Why did I build it? After about a week of web searches yielding meager results, and as my mental digestion of the relatively small LPR document improved, I decided this situation presented me with a good opportunity both to create the functionality I needed and to give a useful bit of code back to the programming community, of which I had been a beneficiary for so long.
The goal was to assemble a small, well-performing library to run in a mobile environment that contained the most useful LPR functions without being over-engineered. Some sections certainly could have been written more efficiently but that do their intended tasks. Coming from a C programming background, I know how to write very compact and cryptic code that gets the job done, but in six months, even I wouldn't be able to decipher it. I aim to write maintainable code.
My career for the past couple decades largely revolved around making mobile devices work productively for small and large businesses. Every year or two brought a new herd of devices, some with new capabilities, faster hardware, or simply repackaged in novel and useless ways. I watched the industry take a big step forward every five years, bringing not just bigger memory and faster processors, but actually putting more capabilities into those palm-size computing wonders. In the late 1990s, Microsoft introduced a new Operating System, Windows CE, that commoditized the role of personal hand-held devices and opened up the formerly-proprietary world of portable computing to the general programming population. About a decade later, echoing the growth of the Internet, these devices evolved to include network connectivity and many of the functions of less portable platforms. Today, nearly everyone uses a wireless device of some type that can be programmed nearly identically to its industrial siblings.
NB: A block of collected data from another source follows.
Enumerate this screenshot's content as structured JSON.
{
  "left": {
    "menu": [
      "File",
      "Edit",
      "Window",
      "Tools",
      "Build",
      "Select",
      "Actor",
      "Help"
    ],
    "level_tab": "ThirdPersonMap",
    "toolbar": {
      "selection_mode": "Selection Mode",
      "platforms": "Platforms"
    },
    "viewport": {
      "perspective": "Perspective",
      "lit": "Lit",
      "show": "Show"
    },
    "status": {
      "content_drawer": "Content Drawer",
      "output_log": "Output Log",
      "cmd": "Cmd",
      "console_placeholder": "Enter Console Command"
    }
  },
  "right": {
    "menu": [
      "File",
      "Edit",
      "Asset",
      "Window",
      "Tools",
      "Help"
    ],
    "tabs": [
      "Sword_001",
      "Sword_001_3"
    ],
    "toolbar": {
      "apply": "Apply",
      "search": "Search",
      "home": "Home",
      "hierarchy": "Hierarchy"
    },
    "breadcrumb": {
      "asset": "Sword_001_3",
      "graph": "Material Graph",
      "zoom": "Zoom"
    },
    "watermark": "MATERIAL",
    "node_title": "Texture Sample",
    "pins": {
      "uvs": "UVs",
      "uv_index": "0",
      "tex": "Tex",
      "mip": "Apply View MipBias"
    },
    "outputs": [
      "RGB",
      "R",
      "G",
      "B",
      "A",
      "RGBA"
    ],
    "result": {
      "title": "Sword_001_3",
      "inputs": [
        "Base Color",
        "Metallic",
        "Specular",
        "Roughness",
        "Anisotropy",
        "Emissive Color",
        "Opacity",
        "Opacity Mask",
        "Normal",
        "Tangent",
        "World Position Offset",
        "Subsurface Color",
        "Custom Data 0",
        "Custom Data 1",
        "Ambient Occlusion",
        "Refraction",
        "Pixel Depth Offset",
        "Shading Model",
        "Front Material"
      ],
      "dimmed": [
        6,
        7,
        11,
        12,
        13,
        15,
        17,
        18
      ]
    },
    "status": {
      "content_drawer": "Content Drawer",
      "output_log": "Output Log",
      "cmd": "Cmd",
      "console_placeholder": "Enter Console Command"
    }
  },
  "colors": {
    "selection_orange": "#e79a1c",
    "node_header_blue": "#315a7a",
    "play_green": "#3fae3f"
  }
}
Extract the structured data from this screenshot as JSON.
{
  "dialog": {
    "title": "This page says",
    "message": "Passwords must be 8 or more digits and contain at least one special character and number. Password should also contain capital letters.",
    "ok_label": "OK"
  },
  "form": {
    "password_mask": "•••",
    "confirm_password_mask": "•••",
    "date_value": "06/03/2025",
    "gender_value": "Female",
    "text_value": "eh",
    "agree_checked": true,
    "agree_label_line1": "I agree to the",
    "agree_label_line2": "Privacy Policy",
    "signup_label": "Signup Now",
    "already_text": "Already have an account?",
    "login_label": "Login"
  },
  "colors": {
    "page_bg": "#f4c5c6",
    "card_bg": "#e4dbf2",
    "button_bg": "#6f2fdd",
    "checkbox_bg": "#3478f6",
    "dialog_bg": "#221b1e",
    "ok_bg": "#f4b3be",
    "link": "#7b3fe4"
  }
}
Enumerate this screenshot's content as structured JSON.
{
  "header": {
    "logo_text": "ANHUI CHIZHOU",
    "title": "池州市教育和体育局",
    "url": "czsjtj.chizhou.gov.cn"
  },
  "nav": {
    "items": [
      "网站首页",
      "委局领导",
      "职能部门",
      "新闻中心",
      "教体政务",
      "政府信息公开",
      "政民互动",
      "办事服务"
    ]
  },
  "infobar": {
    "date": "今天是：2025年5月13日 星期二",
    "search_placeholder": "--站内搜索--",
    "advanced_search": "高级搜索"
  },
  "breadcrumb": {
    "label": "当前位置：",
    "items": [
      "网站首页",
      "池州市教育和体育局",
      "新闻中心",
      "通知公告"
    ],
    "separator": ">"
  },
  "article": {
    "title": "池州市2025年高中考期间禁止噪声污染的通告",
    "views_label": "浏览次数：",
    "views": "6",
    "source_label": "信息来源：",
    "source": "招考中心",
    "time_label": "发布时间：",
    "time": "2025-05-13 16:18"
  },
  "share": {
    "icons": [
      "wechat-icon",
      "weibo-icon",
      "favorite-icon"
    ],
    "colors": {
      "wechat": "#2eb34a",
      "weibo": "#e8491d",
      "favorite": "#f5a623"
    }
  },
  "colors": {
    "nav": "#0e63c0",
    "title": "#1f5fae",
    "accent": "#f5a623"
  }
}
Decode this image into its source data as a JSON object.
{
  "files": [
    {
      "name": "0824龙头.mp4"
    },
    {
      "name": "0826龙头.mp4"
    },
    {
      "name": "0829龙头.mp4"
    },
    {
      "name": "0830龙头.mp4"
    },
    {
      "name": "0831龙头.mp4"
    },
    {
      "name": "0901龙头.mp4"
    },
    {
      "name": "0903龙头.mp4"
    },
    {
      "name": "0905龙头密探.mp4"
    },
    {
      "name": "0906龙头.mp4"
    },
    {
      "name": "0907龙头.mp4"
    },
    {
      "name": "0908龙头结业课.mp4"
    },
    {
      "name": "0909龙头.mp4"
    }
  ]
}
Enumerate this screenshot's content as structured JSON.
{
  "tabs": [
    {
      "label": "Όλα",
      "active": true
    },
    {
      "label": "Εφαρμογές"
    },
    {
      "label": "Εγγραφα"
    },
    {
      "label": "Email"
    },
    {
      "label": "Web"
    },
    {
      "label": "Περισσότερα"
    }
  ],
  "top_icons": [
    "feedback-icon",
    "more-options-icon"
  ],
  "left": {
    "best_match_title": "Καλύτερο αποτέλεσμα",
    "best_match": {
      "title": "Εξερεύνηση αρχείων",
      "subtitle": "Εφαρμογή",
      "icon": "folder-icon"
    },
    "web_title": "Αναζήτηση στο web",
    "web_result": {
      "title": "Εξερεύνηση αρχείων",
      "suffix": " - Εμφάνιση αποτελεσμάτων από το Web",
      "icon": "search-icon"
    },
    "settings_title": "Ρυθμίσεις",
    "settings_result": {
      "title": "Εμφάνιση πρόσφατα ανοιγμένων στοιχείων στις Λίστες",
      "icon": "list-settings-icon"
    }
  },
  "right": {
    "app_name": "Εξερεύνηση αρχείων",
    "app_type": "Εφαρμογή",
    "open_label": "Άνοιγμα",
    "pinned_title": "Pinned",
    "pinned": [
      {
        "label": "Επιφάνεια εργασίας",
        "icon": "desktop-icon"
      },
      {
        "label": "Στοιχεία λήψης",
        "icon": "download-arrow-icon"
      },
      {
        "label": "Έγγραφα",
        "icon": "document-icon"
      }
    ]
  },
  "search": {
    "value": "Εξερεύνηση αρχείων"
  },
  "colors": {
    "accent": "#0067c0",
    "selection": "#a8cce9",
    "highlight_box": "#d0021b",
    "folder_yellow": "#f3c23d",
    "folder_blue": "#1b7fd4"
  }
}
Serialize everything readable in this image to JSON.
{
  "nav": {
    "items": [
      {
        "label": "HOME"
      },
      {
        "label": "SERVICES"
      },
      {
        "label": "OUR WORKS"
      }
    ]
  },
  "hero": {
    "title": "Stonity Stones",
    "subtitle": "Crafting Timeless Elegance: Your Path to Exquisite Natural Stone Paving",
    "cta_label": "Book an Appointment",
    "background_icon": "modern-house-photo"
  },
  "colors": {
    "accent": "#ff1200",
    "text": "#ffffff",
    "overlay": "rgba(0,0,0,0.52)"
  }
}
Displacing multitudes of special-purpose devices used for fixed-station data collection, scanning, and printing, families of isolated and single-function components merged into the general-purpose platforms in use today. Many common features have greatly improved in quality and ease-of-use, but printing is something that time nearly has left behind when it comes to mobile computing platforms. This deficiency is what MobileLPR was written to address.
In my pursuit of rewriting a system for a long-time loyal customer, I was faced with the requirement of replacing a wireless printing station that had been cobbled together from an industrial label printer and a small "brick" outfitted with a wireless radio and an embedded program. This printing node took its directions from a custom written PC server to service special inventory labeling requests for a small team of users outfitted with mobile computers.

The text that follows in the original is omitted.